Thirdly, while compiling the map, the researchers made some geographical discoveries. For example, it was found out that the bottom in the deepest parts of depressions was not flat as it had been expected, but covered with irregularities and lumps, which recently found mud volcanoes could logically fit. The new map made it possible to establish that Baikal is deeper and ‘fuller’: all the main morphometric characteristics of the lake appeared to exceed the data obtained before. According to the new map, the maximal depth of Lake Baikal makes up 1,642 m, which is 5 m deeper than the value obtained using deepwater submersible “Pisces”.

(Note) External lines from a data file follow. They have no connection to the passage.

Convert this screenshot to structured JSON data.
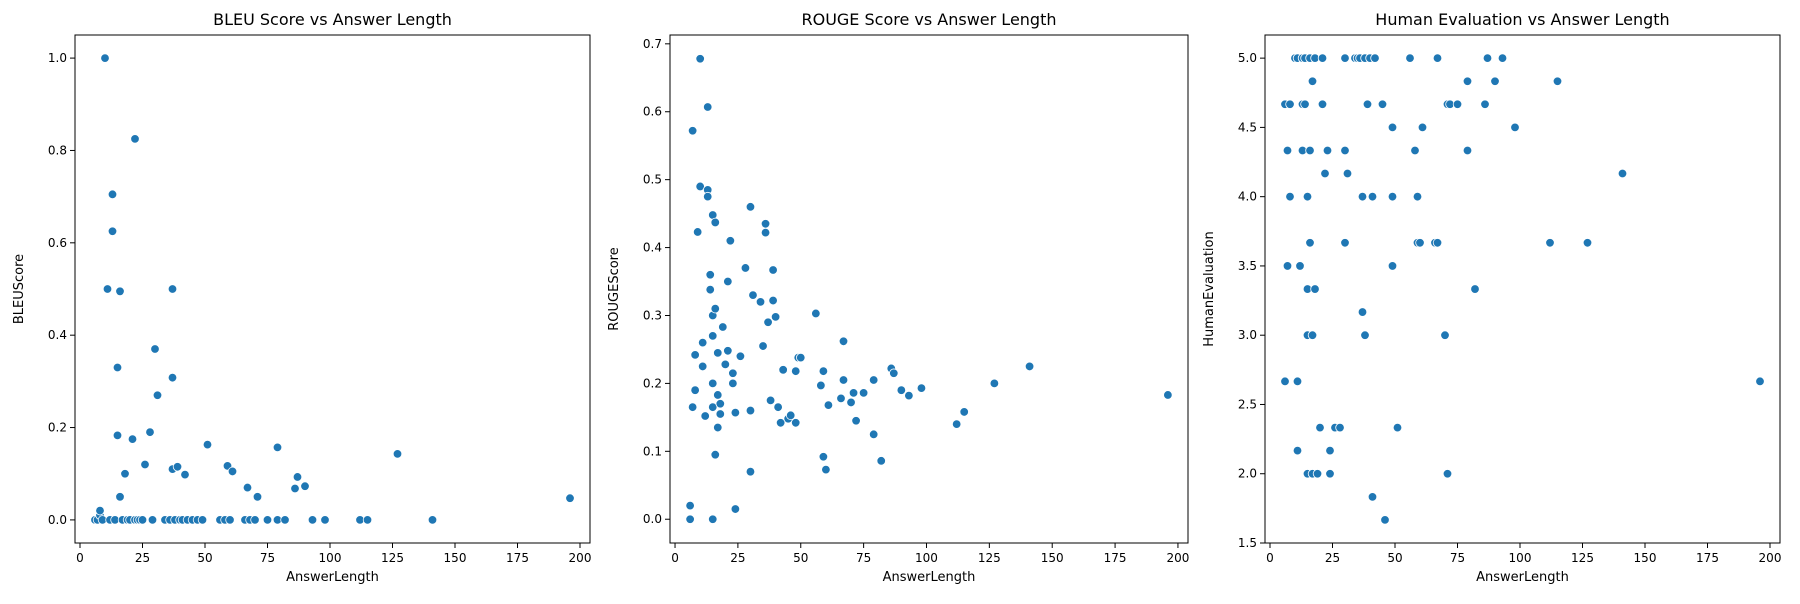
{
  "chart_data": [
    {
      "type": "scatter",
      "title": "BLEU Score vs Answer Length",
      "xlabel": "AnswerLength",
      "ylabel": "BLEUScore",
      "xlim": [
        -2,
        204
      ],
      "ylim": [
        -0.05,
        1.05
      ],
      "xticks": [
        0,
        25,
        50,
        75,
        100,
        125,
        150,
        175,
        200
      ],
      "xtick_labels": [
        "0",
        "25",
        "50",
        "75",
        "100",
        "125",
        "150",
        "175",
        "200"
      ],
      "yticks": [
        0.0,
        0.2,
        0.4,
        0.6,
        0.8,
        1.0
      ],
      "ytick_labels": [
        "0.0",
        "0.2",
        "0.4",
        "0.6",
        "0.8",
        "1.0"
      ],
      "grid": false,
      "color": "#1f77b4",
      "points": [
        [
          6,
          0
        ],
        [
          7,
          0
        ],
        [
          8,
          0.01
        ],
        [
          8,
          0.02
        ],
        [
          9,
          0
        ],
        [
          10,
          1.0
        ],
        [
          11,
          0.5
        ],
        [
          12,
          0
        ],
        [
          13,
          0.705
        ],
        [
          13,
          0.625
        ],
        [
          14,
          0
        ],
        [
          15,
          0.33
        ],
        [
          15,
          0.183
        ],
        [
          16,
          0.05
        ],
        [
          16,
          0.495
        ],
        [
          17,
          0
        ],
        [
          18,
          0.1
        ],
        [
          19,
          0
        ],
        [
          20,
          0
        ],
        [
          21,
          0.175
        ],
        [
          22,
          0.825
        ],
        [
          22,
          0
        ],
        [
          23,
          0
        ],
        [
          24,
          0
        ],
        [
          25,
          0
        ],
        [
          26,
          0.12
        ],
        [
          28,
          0.19
        ],
        [
          29,
          0
        ],
        [
          30,
          0.37
        ],
        [
          31,
          0.27
        ],
        [
          34,
          0
        ],
        [
          36,
          0
        ],
        [
          37,
          0.308
        ],
        [
          37,
          0.11
        ],
        [
          37,
          0.5
        ],
        [
          38,
          0
        ],
        [
          39,
          0.115
        ],
        [
          40,
          0
        ],
        [
          41,
          0
        ],
        [
          42,
          0.098
        ],
        [
          43,
          0
        ],
        [
          45,
          0
        ],
        [
          47,
          0
        ],
        [
          49,
          0
        ],
        [
          51,
          0.163
        ],
        [
          56,
          0
        ],
        [
          58,
          0
        ],
        [
          59,
          0.117
        ],
        [
          60,
          0
        ],
        [
          61,
          0.105
        ],
        [
          66,
          0
        ],
        [
          67,
          0.07
        ],
        [
          68,
          0
        ],
        [
          70,
          0
        ],
        [
          71,
          0.05
        ],
        [
          75,
          0
        ],
        [
          79,
          0.157
        ],
        [
          79,
          0
        ],
        [
          82,
          0
        ],
        [
          86,
          0.068
        ],
        [
          87,
          0.093
        ],
        [
          90,
          0.073
        ],
        [
          93,
          0
        ],
        [
          98,
          0
        ],
        [
          112,
          0
        ],
        [
          115,
          0
        ],
        [
          127,
          0.143
        ],
        [
          141,
          0
        ],
        [
          196,
          0.047
        ]
      ]
    },
    {
      "type": "scatter",
      "title": "ROUGE Score vs Answer Length",
      "xlabel": "AnswerLength",
      "ylabel": "ROUGEScore",
      "xlim": [
        -2,
        204
      ],
      "ylim": [
        -0.035,
        0.713
      ],
      "xticks": [
        0,
        25,
        50,
        75,
        100,
        125,
        150,
        175,
        200
      ],
      "xtick_labels": [
        "0",
        "25",
        "50",
        "75",
        "100",
        "125",
        "150",
        "175",
        "200"
      ],
      "yticks": [
        0.0,
        0.1,
        0.2,
        0.3,
        0.4,
        0.5,
        0.6,
        0.7
      ],
      "ytick_labels": [
        "0.0",
        "0.1",
        "0.2",
        "0.3",
        "0.4",
        "0.5",
        "0.6",
        "0.7"
      ],
      "grid": false,
      "color": "#1f77b4",
      "points": [
        [
          6,
          0
        ],
        [
          6,
          0.02
        ],
        [
          7,
          0.165
        ],
        [
          7,
          0.572
        ],
        [
          8,
          0.19
        ],
        [
          8,
          0.242
        ],
        [
          9,
          0.423
        ],
        [
          10,
          0.49
        ],
        [
          10,
          0.678
        ],
        [
          11,
          0.26
        ],
        [
          11,
          0.225
        ],
        [
          12,
          0.152
        ],
        [
          13,
          0.485
        ],
        [
          13,
          0.475
        ],
        [
          13,
          0.607
        ],
        [
          14,
          0.338
        ],
        [
          14,
          0.36
        ],
        [
          15,
          0.165
        ],
        [
          15,
          0.27
        ],
        [
          15,
          0.3
        ],
        [
          15,
          0.448
        ],
        [
          15,
          0.2
        ],
        [
          15,
          0
        ],
        [
          16,
          0.095
        ],
        [
          16,
          0.437
        ],
        [
          16,
          0.31
        ],
        [
          17,
          0.183
        ],
        [
          17,
          0.135
        ],
        [
          17,
          0.245
        ],
        [
          18,
          0.155
        ],
        [
          18,
          0.17
        ],
        [
          19,
          0.283
        ],
        [
          20,
          0.228
        ],
        [
          21,
          0.248
        ],
        [
          21,
          0.35
        ],
        [
          22,
          0.41
        ],
        [
          23,
          0.2
        ],
        [
          23,
          0.215
        ],
        [
          24,
          0.015
        ],
        [
          24,
          0.157
        ],
        [
          26,
          0.24
        ],
        [
          28,
          0.37
        ],
        [
          30,
          0.46
        ],
        [
          30,
          0.16
        ],
        [
          30,
          0.07
        ],
        [
          31,
          0.33
        ],
        [
          34,
          0.32
        ],
        [
          35,
          0.255
        ],
        [
          36,
          0.435
        ],
        [
          36,
          0.422
        ],
        [
          37,
          0.29
        ],
        [
          38,
          0.175
        ],
        [
          39,
          0.367
        ],
        [
          39,
          0.322
        ],
        [
          40,
          0.298
        ],
        [
          41,
          0.165
        ],
        [
          42,
          0.142
        ],
        [
          43,
          0.22
        ],
        [
          45,
          0.148
        ],
        [
          46,
          0.153
        ],
        [
          48,
          0.142
        ],
        [
          48,
          0.218
        ],
        [
          49,
          0.238
        ],
        [
          50,
          0.238
        ],
        [
          56,
          0.303
        ],
        [
          58,
          0.197
        ],
        [
          59,
          0.092
        ],
        [
          59,
          0.218
        ],
        [
          60,
          0.073
        ],
        [
          61,
          0.168
        ],
        [
          66,
          0.178
        ],
        [
          67,
          0.262
        ],
        [
          67,
          0.205
        ],
        [
          70,
          0.172
        ],
        [
          71,
          0.186
        ],
        [
          72,
          0.145
        ],
        [
          75,
          0.186
        ],
        [
          79,
          0.125
        ],
        [
          79,
          0.205
        ],
        [
          82,
          0.086
        ],
        [
          86,
          0.222
        ],
        [
          87,
          0.215
        ],
        [
          90,
          0.19
        ],
        [
          93,
          0.182
        ],
        [
          98,
          0.193
        ],
        [
          112,
          0.14
        ],
        [
          115,
          0.158
        ],
        [
          127,
          0.2
        ],
        [
          141,
          0.225
        ],
        [
          196,
          0.183
        ]
      ]
    },
    {
      "type": "scatter",
      "title": "Human Evaluation vs Answer Length",
      "xlabel": "AnswerLength",
      "ylabel": "HumanEvaluation",
      "xlim": [
        -2,
        204
      ],
      "ylim": [
        1.5,
        5.167
      ],
      "xticks": [
        0,
        25,
        50,
        75,
        100,
        125,
        150,
        175,
        200
      ],
      "xtick_labels": [
        "0",
        "25",
        "50",
        "75",
        "100",
        "125",
        "150",
        "175",
        "200"
      ],
      "yticks": [
        1.5,
        2.0,
        2.5,
        3.0,
        3.5,
        4.0,
        4.5,
        5.0
      ],
      "ytick_labels": [
        "1.5",
        "2.0",
        "2.5",
        "3.0",
        "3.5",
        "4.0",
        "4.5",
        "5.0"
      ],
      "grid": false,
      "color": "#1f77b4",
      "points": [
        [
          6,
          2.667
        ],
        [
          6,
          4.667
        ],
        [
          7,
          4.333
        ],
        [
          7,
          3.5
        ],
        [
          8,
          4.667
        ],
        [
          8,
          4.0
        ],
        [
          10,
          5.0
        ],
        [
          11,
          5.0
        ],
        [
          11,
          2.667
        ],
        [
          11,
          2.167
        ],
        [
          12,
          3.5
        ],
        [
          13,
          5.0
        ],
        [
          13,
          4.667
        ],
        [
          13,
          4.333
        ],
        [
          14,
          4.667
        ],
        [
          14,
          5.0
        ],
        [
          15,
          2.0
        ],
        [
          15,
          4.0
        ],
        [
          15,
          3.333
        ],
        [
          15,
          3.0
        ],
        [
          16,
          5.0
        ],
        [
          16,
          4.333
        ],
        [
          16,
          3.667
        ],
        [
          17,
          4.833
        ],
        [
          17,
          3.0
        ],
        [
          17,
          2.0
        ],
        [
          18,
          5.0
        ],
        [
          18,
          3.333
        ],
        [
          19,
          2.0
        ],
        [
          20,
          2.333
        ],
        [
          21,
          5.0
        ],
        [
          21,
          4.667
        ],
        [
          22,
          4.167
        ],
        [
          23,
          4.333
        ],
        [
          24,
          2.0
        ],
        [
          24,
          2.167
        ],
        [
          26,
          2.333
        ],
        [
          28,
          2.333
        ],
        [
          30,
          5.0
        ],
        [
          30,
          4.333
        ],
        [
          30,
          3.667
        ],
        [
          31,
          4.167
        ],
        [
          34,
          5.0
        ],
        [
          35,
          5.0
        ],
        [
          36,
          5.0
        ],
        [
          37,
          4.0
        ],
        [
          37,
          3.167
        ],
        [
          38,
          5.0
        ],
        [
          38,
          3.0
        ],
        [
          39,
          4.667
        ],
        [
          40,
          5.0
        ],
        [
          41,
          4.0
        ],
        [
          41,
          1.833
        ],
        [
          42,
          5.0
        ],
        [
          45,
          4.667
        ],
        [
          46,
          1.667
        ],
        [
          49,
          4.5
        ],
        [
          49,
          4.0
        ],
        [
          49,
          3.5
        ],
        [
          51,
          2.333
        ],
        [
          56,
          5.0
        ],
        [
          58,
          4.333
        ],
        [
          59,
          4.0
        ],
        [
          59,
          3.667
        ],
        [
          60,
          3.667
        ],
        [
          61,
          4.5
        ],
        [
          66,
          3.667
        ],
        [
          67,
          3.667
        ],
        [
          67,
          5.0
        ],
        [
          70,
          3.0
        ],
        [
          71,
          4.667
        ],
        [
          71,
          2.0
        ],
        [
          72,
          4.667
        ],
        [
          75,
          4.667
        ],
        [
          79,
          4.833
        ],
        [
          79,
          4.333
        ],
        [
          82,
          3.333
        ],
        [
          86,
          4.667
        ],
        [
          87,
          5.0
        ],
        [
          90,
          4.833
        ],
        [
          93,
          5.0
        ],
        [
          98,
          4.5
        ],
        [
          112,
          3.667
        ],
        [
          115,
          4.833
        ],
        [
          127,
          3.667
        ],
        [
          141,
          4.167
        ],
        [
          196,
          2.667
        ]
      ]
    }
  ]
}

The new map most resembles a fascinating computer game. However, it is not only a wonderful gift for all those who admire the unique lake. It can be used as a tool in research and economic activities, ecological and economic forecasting, as an aid for geologists and limnologists, biologists, and hydrophysicists.
1. A New Bathymetric Map of Lake Baikal. INTAS Project 99-1669 Team, Оctober 2002. http://allserv.ugent.be/~mdbatist/intas/intas.htm
2. Kolotilo L. G., Sherstyankin P. P. Tables of Sound Speed in Lake Baikal Water and Tables of Depths Measured by Echosounder. Vladivostok, 1985.
3. Bukharov A. A., Fialkov V. A. Baikal in Numbers. 2001.
4. Kolokoltseva E. M. Morphometric Characteristics of Lake Baikal. Mesozoic and Cenozoic Lakes of Siberia. Nauka, Moscow, 1968.